Die PR-Zentrale der österreichischen Mobilfunkindustrie, das FMK (Forum Mobilkommunikation) lässt im Bestreben, die Mobilfunkstrahlung gesund zu beten, kein Fettnäpfchen aus. Für den Beweis, dass Mobilfunkstrahlung nichts mit Krebs zu tun habe, hat sie als stumme Kronzeugin die Pflanze Aloe Vera gefunden. 

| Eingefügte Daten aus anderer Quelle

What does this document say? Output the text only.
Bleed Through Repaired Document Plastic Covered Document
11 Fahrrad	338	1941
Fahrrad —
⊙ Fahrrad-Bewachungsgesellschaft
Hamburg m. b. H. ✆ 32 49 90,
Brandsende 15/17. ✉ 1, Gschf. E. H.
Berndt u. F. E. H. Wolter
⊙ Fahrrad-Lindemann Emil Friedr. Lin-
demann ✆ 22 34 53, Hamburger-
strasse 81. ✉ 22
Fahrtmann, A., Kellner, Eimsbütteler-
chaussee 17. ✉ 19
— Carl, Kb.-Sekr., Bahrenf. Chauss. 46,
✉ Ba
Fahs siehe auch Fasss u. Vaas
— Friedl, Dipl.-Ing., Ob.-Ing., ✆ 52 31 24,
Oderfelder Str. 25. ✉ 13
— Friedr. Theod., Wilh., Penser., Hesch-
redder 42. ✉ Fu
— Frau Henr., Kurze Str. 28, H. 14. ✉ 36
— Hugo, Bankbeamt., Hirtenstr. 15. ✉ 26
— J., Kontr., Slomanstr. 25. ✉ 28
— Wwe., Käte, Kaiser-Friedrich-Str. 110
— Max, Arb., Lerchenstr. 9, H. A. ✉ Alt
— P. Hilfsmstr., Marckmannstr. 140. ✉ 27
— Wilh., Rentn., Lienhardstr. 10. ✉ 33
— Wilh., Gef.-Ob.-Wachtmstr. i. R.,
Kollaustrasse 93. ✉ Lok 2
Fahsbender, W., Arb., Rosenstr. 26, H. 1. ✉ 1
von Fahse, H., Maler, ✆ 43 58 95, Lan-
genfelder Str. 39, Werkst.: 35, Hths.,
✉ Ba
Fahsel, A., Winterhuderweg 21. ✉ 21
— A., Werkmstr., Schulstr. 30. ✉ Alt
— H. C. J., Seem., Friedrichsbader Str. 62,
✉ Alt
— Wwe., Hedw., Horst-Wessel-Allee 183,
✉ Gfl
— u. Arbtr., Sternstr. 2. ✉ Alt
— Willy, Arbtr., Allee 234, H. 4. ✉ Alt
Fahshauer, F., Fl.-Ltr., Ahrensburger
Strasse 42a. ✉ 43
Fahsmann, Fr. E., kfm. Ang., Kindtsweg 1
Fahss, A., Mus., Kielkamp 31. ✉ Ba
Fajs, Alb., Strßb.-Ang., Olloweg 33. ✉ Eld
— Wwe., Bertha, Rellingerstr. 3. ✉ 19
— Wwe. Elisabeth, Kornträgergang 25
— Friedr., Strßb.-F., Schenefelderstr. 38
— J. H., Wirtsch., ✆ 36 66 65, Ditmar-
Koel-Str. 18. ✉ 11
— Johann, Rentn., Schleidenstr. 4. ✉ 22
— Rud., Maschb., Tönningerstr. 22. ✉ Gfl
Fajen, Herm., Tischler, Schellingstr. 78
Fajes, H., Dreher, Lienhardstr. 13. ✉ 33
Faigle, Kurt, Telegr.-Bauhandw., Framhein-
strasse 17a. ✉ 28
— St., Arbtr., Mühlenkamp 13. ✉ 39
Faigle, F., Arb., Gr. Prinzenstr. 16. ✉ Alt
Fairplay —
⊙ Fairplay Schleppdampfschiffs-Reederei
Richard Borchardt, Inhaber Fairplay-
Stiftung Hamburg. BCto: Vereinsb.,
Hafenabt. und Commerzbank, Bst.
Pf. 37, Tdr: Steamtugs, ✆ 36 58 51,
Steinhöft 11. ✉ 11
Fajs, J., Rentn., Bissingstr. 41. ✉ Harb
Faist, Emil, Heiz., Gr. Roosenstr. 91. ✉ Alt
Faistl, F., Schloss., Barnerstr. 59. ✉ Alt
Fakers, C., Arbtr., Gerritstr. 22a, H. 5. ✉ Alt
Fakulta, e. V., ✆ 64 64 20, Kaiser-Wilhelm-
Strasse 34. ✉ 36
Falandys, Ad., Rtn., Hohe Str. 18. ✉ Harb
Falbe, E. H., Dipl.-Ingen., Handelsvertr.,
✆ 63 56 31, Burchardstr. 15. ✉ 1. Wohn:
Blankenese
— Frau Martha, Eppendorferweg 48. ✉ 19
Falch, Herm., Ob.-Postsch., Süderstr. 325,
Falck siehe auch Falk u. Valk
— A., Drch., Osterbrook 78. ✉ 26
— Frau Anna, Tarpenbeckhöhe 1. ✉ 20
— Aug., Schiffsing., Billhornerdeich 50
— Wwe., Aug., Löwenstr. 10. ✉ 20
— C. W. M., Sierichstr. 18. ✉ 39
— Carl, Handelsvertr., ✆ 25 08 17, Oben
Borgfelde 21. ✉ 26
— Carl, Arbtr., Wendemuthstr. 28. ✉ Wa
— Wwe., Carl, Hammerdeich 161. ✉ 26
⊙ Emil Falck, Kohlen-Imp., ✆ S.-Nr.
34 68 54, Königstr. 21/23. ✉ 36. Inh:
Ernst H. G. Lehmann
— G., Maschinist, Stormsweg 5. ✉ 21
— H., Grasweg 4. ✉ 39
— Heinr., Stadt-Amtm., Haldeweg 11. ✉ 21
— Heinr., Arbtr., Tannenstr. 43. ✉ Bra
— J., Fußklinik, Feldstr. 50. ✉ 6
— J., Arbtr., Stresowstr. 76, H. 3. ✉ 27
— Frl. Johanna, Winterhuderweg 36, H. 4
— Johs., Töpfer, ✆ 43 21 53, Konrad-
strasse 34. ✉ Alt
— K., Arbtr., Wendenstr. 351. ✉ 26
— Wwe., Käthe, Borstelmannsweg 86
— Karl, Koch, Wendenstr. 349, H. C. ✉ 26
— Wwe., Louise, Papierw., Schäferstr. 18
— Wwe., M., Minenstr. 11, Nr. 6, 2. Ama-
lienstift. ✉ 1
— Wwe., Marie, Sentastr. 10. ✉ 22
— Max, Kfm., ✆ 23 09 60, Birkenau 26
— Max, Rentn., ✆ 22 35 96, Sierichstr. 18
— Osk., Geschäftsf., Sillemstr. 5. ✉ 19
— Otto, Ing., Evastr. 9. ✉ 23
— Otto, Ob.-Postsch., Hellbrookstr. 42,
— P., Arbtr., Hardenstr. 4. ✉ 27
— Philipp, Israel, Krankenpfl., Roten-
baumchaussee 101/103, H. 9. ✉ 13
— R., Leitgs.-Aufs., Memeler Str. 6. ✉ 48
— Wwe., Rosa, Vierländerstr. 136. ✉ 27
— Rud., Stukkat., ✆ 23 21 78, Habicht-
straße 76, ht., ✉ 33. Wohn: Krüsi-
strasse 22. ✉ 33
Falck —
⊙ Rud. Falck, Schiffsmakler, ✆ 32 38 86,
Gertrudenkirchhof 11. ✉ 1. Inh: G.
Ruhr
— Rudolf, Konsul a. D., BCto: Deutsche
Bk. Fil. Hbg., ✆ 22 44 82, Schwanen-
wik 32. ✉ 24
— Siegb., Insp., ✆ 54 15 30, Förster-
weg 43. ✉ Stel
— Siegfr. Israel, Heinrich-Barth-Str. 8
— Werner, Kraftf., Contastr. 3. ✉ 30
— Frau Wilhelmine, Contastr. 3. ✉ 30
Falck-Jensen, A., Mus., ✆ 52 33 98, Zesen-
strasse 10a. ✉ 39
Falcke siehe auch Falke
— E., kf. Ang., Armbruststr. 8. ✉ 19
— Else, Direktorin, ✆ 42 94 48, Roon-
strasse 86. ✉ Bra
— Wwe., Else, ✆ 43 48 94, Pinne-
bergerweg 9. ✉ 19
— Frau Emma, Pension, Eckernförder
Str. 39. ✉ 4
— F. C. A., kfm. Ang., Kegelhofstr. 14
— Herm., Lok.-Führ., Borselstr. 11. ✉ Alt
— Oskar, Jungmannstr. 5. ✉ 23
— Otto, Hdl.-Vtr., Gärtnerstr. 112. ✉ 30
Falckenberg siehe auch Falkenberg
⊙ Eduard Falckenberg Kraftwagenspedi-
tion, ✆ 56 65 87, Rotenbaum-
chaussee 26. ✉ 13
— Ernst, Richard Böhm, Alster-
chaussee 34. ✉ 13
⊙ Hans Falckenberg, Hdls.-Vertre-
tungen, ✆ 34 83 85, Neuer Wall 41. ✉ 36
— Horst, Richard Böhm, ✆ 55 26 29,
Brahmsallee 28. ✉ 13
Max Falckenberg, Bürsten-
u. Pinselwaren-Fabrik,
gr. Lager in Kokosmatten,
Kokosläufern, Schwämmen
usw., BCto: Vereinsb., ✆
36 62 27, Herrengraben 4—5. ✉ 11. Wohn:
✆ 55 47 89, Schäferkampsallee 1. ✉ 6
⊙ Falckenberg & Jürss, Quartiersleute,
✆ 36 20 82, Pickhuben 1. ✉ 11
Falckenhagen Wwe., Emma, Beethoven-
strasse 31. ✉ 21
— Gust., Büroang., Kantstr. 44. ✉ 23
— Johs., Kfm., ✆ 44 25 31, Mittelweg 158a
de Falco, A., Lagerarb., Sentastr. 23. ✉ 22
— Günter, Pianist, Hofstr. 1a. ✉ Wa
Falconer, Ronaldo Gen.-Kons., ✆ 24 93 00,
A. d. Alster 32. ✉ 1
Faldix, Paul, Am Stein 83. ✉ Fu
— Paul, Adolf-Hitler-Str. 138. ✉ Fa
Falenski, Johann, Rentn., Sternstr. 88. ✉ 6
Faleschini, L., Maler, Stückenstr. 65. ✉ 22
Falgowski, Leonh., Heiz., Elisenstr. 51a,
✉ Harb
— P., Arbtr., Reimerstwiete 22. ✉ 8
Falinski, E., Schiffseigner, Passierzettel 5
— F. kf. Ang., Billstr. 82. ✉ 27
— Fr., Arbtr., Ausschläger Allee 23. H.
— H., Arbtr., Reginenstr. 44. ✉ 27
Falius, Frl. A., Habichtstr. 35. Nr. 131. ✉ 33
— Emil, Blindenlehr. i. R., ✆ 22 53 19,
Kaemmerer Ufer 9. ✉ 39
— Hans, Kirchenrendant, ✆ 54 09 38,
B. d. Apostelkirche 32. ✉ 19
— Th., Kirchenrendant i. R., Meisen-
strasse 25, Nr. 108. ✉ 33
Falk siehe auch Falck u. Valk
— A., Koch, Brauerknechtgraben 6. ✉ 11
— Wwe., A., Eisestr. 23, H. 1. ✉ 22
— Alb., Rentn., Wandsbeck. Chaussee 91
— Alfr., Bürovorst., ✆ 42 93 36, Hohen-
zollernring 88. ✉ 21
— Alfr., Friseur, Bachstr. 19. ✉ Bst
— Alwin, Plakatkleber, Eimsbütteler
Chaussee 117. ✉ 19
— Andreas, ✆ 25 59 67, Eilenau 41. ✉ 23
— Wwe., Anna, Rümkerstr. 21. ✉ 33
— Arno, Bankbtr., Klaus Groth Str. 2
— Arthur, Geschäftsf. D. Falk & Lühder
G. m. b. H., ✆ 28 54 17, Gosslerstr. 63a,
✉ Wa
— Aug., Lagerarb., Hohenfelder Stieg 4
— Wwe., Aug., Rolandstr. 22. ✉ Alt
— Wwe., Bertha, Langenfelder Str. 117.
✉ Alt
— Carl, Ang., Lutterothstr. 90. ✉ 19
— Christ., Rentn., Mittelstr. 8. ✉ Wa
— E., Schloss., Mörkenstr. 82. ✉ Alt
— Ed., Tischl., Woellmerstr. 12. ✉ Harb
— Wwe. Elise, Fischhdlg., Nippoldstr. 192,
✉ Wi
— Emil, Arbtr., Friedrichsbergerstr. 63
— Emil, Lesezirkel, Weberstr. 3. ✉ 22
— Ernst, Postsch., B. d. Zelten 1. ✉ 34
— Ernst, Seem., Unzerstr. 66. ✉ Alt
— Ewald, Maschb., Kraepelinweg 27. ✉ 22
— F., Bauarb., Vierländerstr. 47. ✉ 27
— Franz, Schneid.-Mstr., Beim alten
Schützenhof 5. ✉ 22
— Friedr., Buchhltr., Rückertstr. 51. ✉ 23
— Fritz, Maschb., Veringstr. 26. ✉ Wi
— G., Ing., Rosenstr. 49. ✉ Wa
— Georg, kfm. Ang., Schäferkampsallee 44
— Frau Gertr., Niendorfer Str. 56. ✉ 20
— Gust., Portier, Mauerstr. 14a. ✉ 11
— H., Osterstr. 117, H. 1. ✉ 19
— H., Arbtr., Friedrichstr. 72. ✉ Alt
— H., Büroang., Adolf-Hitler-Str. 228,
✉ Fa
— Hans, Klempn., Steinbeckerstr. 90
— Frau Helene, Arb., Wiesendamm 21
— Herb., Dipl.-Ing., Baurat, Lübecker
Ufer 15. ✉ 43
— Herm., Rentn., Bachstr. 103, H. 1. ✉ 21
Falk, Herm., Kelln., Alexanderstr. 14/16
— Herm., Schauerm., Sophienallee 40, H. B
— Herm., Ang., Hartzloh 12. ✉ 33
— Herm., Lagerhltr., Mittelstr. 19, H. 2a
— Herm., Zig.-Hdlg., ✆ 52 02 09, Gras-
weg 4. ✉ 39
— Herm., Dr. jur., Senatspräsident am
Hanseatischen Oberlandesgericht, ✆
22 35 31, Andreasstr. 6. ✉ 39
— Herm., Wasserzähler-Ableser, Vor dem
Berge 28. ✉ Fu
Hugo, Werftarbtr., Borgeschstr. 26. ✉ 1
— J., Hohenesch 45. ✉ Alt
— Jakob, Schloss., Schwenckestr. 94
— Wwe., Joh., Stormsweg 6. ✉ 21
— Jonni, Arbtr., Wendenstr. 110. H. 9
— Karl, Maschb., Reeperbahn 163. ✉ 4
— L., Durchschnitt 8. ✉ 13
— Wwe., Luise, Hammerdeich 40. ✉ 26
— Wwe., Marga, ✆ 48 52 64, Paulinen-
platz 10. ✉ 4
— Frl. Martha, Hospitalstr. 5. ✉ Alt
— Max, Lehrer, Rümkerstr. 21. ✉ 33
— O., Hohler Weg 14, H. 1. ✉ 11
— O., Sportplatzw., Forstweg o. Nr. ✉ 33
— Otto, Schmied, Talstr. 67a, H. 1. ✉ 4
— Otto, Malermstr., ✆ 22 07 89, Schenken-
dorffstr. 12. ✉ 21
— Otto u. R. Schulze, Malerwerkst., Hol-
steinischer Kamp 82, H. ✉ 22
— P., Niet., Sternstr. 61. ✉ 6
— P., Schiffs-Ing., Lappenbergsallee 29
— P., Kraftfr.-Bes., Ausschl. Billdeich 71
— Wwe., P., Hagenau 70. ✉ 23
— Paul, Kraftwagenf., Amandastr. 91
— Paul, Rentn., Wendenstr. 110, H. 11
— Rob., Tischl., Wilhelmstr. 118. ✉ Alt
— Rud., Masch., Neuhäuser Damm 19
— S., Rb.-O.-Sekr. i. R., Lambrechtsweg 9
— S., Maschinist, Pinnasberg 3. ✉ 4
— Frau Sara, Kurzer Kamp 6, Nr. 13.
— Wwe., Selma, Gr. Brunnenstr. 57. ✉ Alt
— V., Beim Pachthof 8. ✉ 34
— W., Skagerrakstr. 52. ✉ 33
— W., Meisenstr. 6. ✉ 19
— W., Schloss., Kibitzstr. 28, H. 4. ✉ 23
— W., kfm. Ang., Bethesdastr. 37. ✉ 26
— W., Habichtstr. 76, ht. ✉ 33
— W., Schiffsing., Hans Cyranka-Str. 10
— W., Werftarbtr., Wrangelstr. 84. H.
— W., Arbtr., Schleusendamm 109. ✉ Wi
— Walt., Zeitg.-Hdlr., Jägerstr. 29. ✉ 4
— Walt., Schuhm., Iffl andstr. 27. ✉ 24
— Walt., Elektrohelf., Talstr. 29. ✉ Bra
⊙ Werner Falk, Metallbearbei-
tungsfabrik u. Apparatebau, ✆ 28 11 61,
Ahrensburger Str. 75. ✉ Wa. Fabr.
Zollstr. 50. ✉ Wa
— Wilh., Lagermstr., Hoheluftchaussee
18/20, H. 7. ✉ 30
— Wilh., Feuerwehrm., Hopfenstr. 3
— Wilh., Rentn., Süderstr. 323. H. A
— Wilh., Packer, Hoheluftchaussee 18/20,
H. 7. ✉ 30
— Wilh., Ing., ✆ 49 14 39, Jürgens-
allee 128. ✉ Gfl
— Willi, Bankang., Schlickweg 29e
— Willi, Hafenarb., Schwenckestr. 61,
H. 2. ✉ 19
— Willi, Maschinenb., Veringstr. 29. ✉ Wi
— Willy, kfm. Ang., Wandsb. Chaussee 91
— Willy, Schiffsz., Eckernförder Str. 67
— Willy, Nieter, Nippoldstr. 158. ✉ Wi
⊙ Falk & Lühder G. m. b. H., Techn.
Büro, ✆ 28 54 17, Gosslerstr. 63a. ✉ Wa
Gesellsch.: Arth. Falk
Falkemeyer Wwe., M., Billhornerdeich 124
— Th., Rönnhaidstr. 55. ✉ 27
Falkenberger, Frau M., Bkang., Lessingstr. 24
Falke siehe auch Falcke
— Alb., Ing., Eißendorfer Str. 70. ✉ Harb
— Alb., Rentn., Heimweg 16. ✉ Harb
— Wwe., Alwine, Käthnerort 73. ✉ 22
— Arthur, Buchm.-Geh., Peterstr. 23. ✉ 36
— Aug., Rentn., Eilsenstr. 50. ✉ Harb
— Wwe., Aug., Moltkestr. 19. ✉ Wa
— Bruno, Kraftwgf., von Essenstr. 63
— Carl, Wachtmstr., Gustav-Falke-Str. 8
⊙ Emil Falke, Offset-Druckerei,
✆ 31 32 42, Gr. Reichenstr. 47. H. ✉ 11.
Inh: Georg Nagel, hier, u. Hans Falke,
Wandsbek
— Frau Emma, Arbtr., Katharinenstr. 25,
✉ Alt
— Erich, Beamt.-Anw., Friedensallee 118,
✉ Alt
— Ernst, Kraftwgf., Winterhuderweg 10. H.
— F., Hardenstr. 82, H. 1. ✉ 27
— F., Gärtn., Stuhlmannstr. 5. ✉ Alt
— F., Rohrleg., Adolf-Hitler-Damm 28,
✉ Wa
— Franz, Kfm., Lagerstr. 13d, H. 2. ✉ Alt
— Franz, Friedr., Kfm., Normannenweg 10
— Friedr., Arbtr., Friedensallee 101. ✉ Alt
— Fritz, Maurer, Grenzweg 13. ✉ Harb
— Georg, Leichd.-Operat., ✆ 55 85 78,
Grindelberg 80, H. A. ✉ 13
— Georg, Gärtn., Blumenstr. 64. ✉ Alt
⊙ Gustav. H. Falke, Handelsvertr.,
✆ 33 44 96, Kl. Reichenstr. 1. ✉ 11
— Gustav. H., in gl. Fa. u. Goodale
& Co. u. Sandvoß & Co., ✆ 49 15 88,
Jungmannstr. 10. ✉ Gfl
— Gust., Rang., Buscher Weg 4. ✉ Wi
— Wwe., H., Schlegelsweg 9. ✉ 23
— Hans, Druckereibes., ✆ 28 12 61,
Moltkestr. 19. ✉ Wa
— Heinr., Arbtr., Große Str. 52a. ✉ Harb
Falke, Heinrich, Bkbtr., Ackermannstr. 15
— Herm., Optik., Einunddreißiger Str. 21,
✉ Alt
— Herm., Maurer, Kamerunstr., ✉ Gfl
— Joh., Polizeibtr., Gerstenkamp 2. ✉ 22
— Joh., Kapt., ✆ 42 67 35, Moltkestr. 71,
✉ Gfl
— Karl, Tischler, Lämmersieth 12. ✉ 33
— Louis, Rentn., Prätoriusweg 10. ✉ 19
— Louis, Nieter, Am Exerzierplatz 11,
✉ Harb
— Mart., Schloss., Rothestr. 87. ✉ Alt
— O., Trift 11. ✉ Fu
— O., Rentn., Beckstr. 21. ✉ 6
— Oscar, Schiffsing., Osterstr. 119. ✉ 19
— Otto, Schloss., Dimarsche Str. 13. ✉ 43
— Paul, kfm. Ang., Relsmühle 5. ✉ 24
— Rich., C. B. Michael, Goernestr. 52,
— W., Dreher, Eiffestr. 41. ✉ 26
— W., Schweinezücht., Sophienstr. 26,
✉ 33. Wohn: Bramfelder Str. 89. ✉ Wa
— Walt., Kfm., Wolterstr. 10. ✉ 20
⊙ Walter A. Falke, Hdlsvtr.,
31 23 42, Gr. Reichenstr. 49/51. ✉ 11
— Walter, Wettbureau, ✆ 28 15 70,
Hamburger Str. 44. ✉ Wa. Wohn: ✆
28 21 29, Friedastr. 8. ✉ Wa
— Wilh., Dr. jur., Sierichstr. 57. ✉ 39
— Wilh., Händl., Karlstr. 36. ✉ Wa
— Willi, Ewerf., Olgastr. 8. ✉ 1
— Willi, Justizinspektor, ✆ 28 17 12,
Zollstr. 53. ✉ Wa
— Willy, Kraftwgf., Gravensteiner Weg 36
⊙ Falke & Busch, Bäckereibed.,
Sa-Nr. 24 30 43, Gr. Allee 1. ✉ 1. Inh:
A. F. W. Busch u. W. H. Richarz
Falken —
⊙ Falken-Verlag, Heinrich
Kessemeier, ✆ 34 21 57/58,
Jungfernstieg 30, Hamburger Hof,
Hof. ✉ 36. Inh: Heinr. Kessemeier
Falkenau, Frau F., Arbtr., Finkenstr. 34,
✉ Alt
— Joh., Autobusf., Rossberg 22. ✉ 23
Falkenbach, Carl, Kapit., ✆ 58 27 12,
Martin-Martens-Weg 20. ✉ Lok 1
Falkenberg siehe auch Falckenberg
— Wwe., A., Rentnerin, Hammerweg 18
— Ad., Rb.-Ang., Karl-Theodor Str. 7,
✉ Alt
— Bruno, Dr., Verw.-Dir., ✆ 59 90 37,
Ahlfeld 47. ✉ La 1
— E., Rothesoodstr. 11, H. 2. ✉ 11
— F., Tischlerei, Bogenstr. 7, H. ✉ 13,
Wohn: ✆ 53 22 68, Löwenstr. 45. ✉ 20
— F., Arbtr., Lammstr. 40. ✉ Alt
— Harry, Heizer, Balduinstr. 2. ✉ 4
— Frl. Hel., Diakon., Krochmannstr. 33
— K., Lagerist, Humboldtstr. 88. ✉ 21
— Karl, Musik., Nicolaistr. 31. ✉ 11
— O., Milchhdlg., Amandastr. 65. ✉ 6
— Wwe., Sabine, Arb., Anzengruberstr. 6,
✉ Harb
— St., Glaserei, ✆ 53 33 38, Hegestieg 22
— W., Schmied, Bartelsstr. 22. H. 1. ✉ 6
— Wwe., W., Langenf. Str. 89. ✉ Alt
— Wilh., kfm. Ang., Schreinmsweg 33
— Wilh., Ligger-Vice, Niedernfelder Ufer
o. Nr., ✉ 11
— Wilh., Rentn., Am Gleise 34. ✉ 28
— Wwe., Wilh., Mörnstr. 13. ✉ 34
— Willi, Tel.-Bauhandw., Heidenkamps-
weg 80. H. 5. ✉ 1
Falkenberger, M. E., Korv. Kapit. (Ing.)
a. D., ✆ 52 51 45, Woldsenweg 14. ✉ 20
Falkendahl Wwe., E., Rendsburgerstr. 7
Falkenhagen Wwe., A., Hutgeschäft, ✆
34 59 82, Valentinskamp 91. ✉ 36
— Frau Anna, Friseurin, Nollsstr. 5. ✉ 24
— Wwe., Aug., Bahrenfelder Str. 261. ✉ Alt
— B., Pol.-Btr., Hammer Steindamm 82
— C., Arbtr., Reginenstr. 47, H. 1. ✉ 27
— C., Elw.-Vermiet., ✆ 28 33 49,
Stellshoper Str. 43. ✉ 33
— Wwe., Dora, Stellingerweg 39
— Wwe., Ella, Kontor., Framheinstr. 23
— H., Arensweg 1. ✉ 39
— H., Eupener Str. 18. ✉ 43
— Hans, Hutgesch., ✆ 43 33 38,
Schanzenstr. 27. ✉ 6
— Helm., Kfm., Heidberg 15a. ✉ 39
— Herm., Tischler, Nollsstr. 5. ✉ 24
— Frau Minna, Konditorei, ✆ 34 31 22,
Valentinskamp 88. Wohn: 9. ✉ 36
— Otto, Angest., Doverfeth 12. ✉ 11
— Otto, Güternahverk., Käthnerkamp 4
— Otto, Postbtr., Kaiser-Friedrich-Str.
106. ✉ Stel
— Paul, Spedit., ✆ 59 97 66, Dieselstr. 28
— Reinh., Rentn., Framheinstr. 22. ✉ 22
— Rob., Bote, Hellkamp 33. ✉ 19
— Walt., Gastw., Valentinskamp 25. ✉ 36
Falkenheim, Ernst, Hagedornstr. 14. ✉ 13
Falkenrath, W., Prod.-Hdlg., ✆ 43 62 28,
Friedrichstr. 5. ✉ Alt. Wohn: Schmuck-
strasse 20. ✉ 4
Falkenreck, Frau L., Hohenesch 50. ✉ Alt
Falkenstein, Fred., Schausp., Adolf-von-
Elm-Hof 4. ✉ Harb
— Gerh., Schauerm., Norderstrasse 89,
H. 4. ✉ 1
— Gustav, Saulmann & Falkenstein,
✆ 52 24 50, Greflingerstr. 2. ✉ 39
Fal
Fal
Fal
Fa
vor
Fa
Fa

Der Anlass: Im Onlineportal www.heute.at äußerte sich am 10.04.2023 der Umweltmediziner Prof. Hans-Peter Hutter zu den Risiken von 5G und wies darauf hin, dass die WHO die Mobilfunkstrahlung als möglicherweise krebserregend in der Kategorie "2B" einstuft.[1] Das FMK reagierte am nächsten Tag. Hutter liege falsch, und als "Beweis" zauberte das FMK einen alten Textbaustein aus dem Hut: In „2B“ sei auch Aloe Vera. So harmlos wie diese Pflanze sei also auch die Strahlung. Ein ganz schöner Schmäh, der da aus der Wiener Mobilfunkzentrale kommt.

Amnesie oder Kalkül?

Im Jahr 2011 hat die IARC der WHO mit nur einer Gegenstimme nicht-ionisierende Strahlung als möglicherweise krebserregend (possibly carcinogenic) in "2B" eingestuft, >> hier zum Originaldokument.[2] FMK Chef Wagner nimmt sich wohl Donald Trump zum Vorbild: Einfach mal das faktenfreie Gegenteil behaupten. Die FMK schreibt:

  •  „Umweltmediziner Hans-Peter Hutter zitiert WHO in Bezug auf 5G Mobilfunk falsch", denn "5G ist „so gefährlich“ wie Aloe Vera ... Hutter meint weiters, die Studienlage sei nicht eindeutig – zumindest steht das so in dem Artikel, die Krebsforschungsagentur der WHO habe „Mobilfunkstrahlung als potenziell krebserregend eingestuft“. Das ist falsch ...“.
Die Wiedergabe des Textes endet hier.